In response, Lockheed has rolled out a suite of programs to help the Australian Army transition its key capabilities of today and into the future to be part of the integrated force, focused on ensuring that Army can develop the capabilities of today, while also focusing on tackling the future challenges it may face.
Lockheed Martin’s 3D digital Perspective software provides a virtual view of the battlespace, showing vehicles’ locations on the range from multiple viewpoints, targetry status, weapons system orientation and fire control date, engagement metrics and more. This information combines to create superior exercise planning and control as well as after-action-review for instructors and Warfighters. Perspective also provides range layout, design efforts and mission rehearsal.

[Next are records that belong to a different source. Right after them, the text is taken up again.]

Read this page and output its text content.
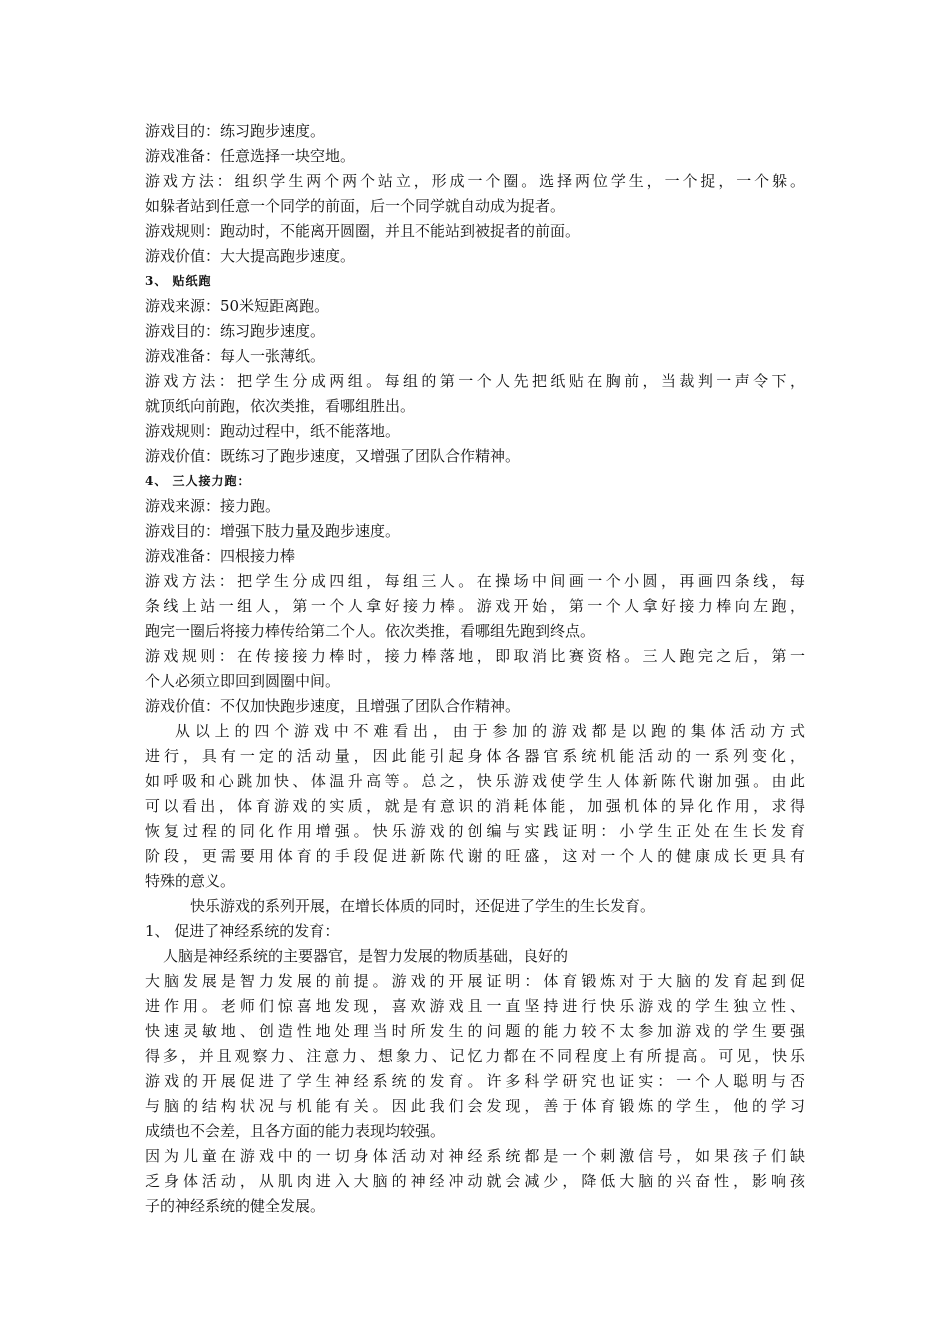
游戏目的：练习跑步速度。
游戏准备：任意选择一块空地。
游戏方法：组织学生两个两个站立，形成一个圈。选择两位学生，一个捉，一个躲。
如躲者站到任意一个同学的前面，后一个同学就自动成为捉者。
游戏规则：跑动时，不能离开圆圈，并且不能站到被捉者的前面。
游戏价值：大大提高跑步速度。
3、 贴纸跑
游戏来源：50米短距离跑。
游戏目的：练习跑步速度。
游戏准备：每人一张薄纸。
游戏方法：把学生分成两组。每组的第一个人先把纸贴在胸前，当裁判一声令下，
就顶纸向前跑，依次类推，看哪组胜出。
游戏规则：跑动过程中，纸不能落地。
游戏价值：既练习了跑步速度，又增强了团队合作精神。
4、 三人接力跑：
游戏来源：接力跑。
游戏目的：增强下肢力量及跑步速度。
游戏准备：四根接力棒
游戏方法：把学生分成四组，每组三人。在操场中间画一个小圆，再画四条线，每
条线上站一组人，第一个人拿好接力棒。游戏开始，第一个人拿好接力棒向左跑，
跑完一圈后将接力棒传给第二个人。依次类推，看哪组先跑到终点。
游戏规则：在传接接力棒时，接力棒落地，即取消比赛资格。三人跑完之后，第一
个人必须立即回到圆圈中间。
游戏价值：不仅加快跑步速度，且增强了团队合作精神。
从以上的四个游戏中不难看出，由于参加的游戏都是以跑的集体活动方式
进行，具有一定的活动量，因此能引起身体各器官系统机能活动的一系列变化，
如呼吸和心跳加快、体温升高等。总之，快乐游戏使学生人体新陈代谢加强。由此
可以看出，体育游戏的实质，就是有意识的消耗体能，加强机体的异化作用，求得
恢复过程的同化作用增强。快乐游戏的创编与实践证明：小学生正处在生长发育
阶段，更需要用体育的手段促进新陈代谢的旺盛，这对一个人的健康成长更具有
特殊的意义。
快乐游戏的系列开展，在增长体质的同时，还促进了学生的生长发育。
1、 促进了神经系统的发育：
人脑是神经系统的主要器官，是智力发展的物质基础，良好的
大脑发展是智力发展的前提。游戏的开展证明：体育锻炼对于大脑的发育起到促
进作用。老师们惊喜地发现，喜欢游戏且一直坚持进行快乐游戏的学生独立性、
快速灵敏地、创造性地处理当时所发生的问题的能力较不太参加游戏的学生要强
得多，并且观察力、注意力、想象力、记忆力都在不同程度上有所提高。可见，快乐
游戏的开展促进了学生神经系统的发育。许多科学研究也证实：一个人聪明与否
与脑的结构状况与机能有关。因此我们会发现，善于体育锻炼的学生，他的学习
成绩也不会差，且各方面的能力表现均较强。
因为儿童在游戏中的一切身体活动对神经系统都是一个刺激信号，如果孩子们缺
乏身体活动，从肌肉进入大脑的神经冲动就会减少，降低大脑的兴奋性，影响孩
子的神经系统的健全发展。
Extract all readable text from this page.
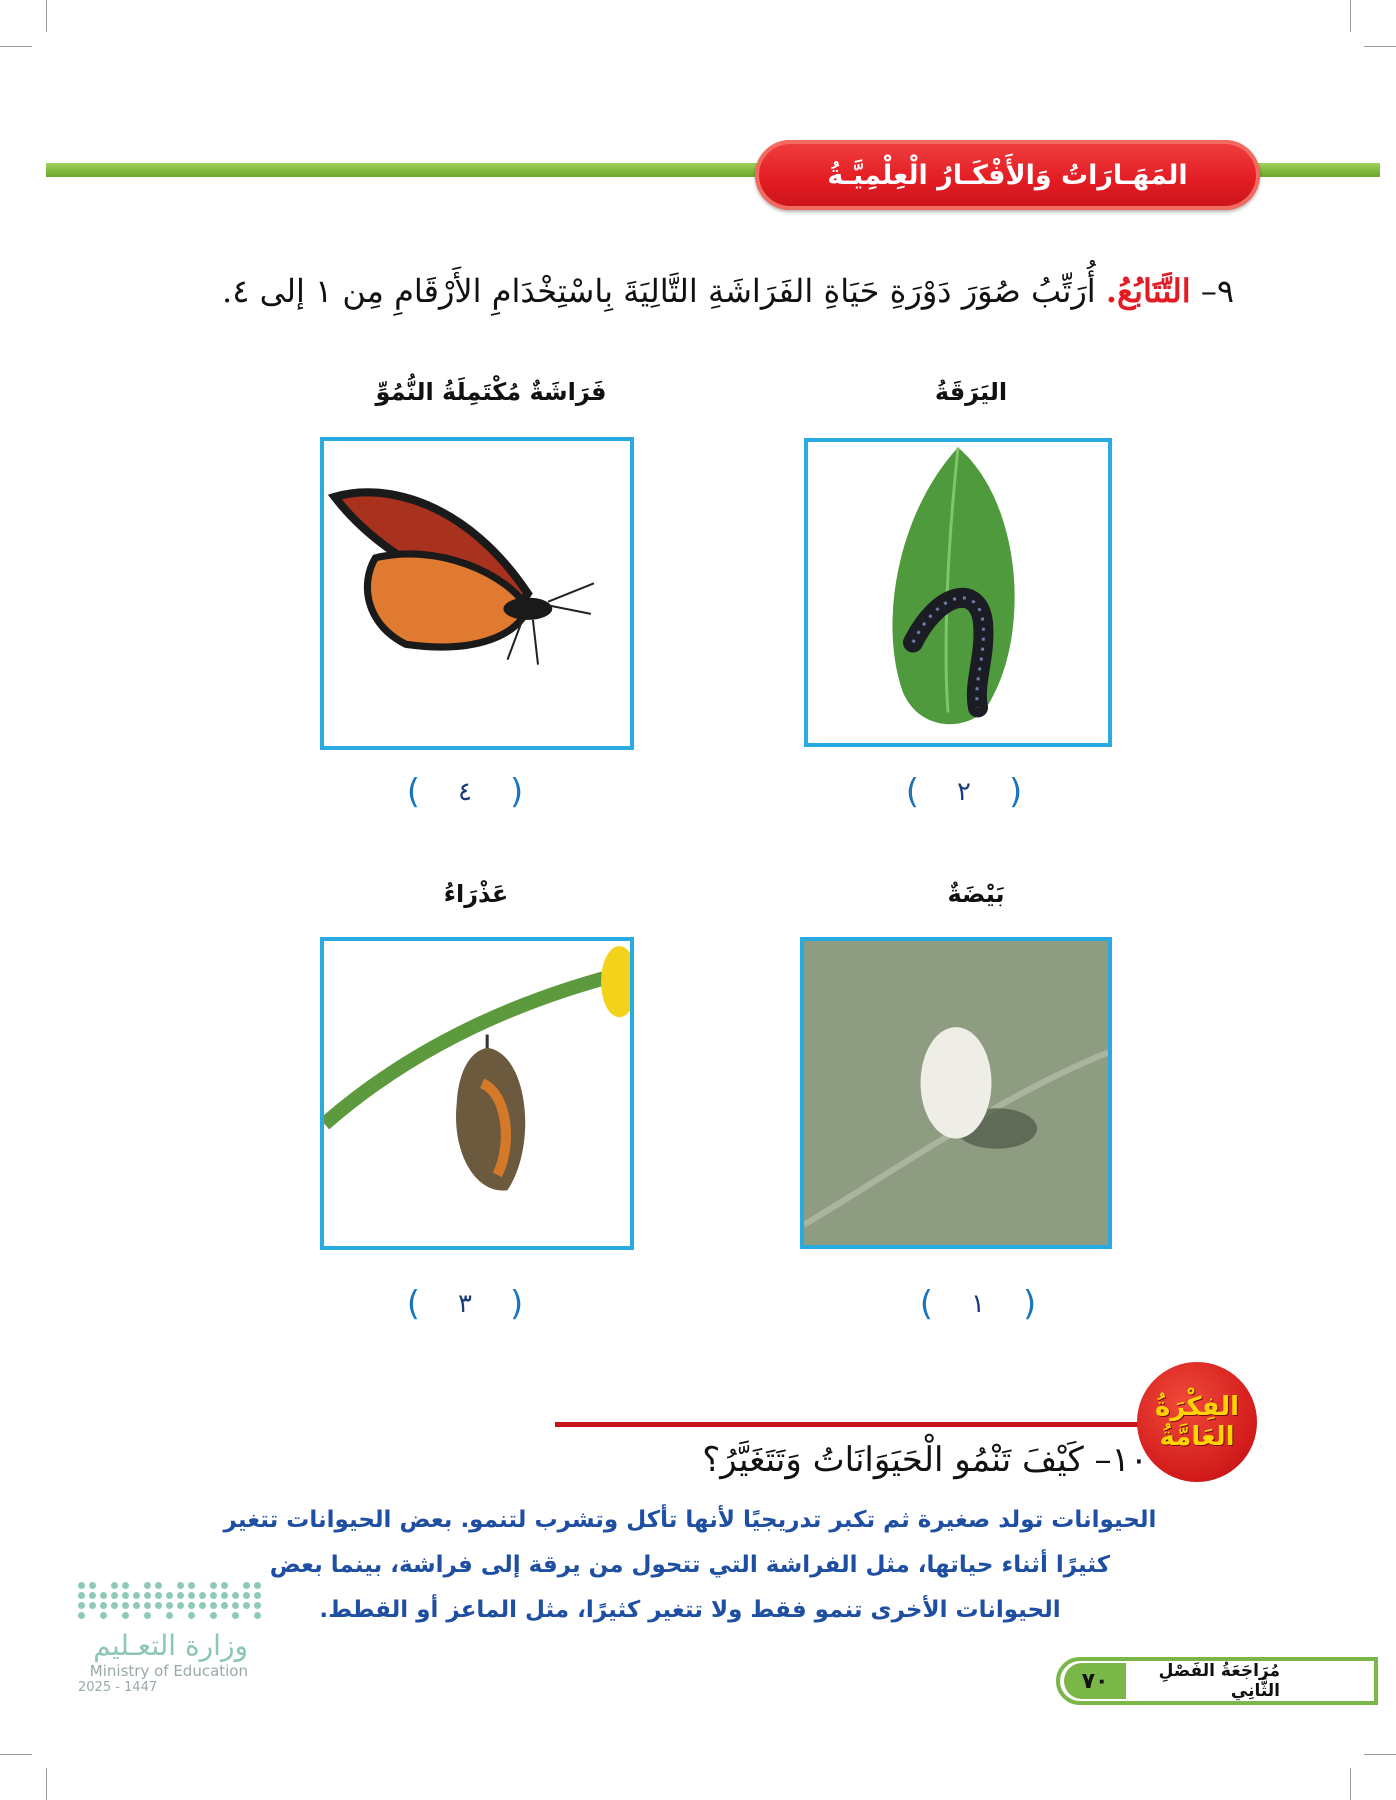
المَهَـارَاتُ وَالأَفْكَـارُ الْعِلْمِيَّـةُ
٩– التَّتَابُعُ. أُرَتِّبُ صُوَرَ دَوْرَةِ حَيَاةِ الفَرَاشَةِ التَّالِيَةَ بِاسْتِخْدَامِ الأَرْقَامِ مِن ١ إلى ٤.
اليَرَقَةُ
( ٢ )
فَرَاشَةٌ مُكْتَمِلَةُ النُّمُوِّ
( ٤ )
بَيْضَةٌ
( ١ )
عَذْرَاءُ
( ٣ )
الفِكْرَةُ
العَامَّةُ
١٠– كَيْفَ تَنْمُو الْحَيَوَانَاتُ وَتَتَغَيَّرُ؟
الحيوانات تولد صغيرة ثم تكبر تدريجيًا لأنها تأكل وتشرب لتنمو. بعض الحيوانات تتغير كثيرًا أثناء حياتها، مثل الفراشة التي تتحول من يرقة إلى فراشة، بينما بعض الحيوانات الأخرى تنمو فقط ولا تتغير كثيرًا، مثل الماعز أو القطط.
وزارة التعـليم
Ministry of Education
2025 - 1447
مُرَاجَعَةُ الفَصْلِ الثَّانِي
٧٠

Lockheed Martin’s DIR integrates gunnery and tactical systems for individual and crew qualification and platoon-level collective training. The system also integrates Apache live fire for air-to-ground training scenarios.
DIRs are designed to be flexible, as a result, training scenarios can incorporate technology advances from Lockheed Martin’s suite of live training products – including urban training solutions, targetry and Multiple Integrated Laser Engagement Systems (MILES) programs – to support DIR user needs.
"What we have seen [is] our partners, like Singapore, the US Marines and Australian Army, like having the blend of traditional analog training ranges and the new digital ranges which allow for constant data analytics, variable input and mission feedback. This allows commanders to pull out unit performance, tailor training suites to weaknesses detected in the digital training platforms, enhance unit co-ordination and co-operation and assess the success of mission completion," said David Fallon, business development manager, Australia and New Zealand.
The digital training platforms provide the opportunity for distributed training models, allowing for units around the country, operating different platforms, to train as part of an integrated, combined arms structure, essentially marking the beginning of Army's transition to a fifth-generation combat force.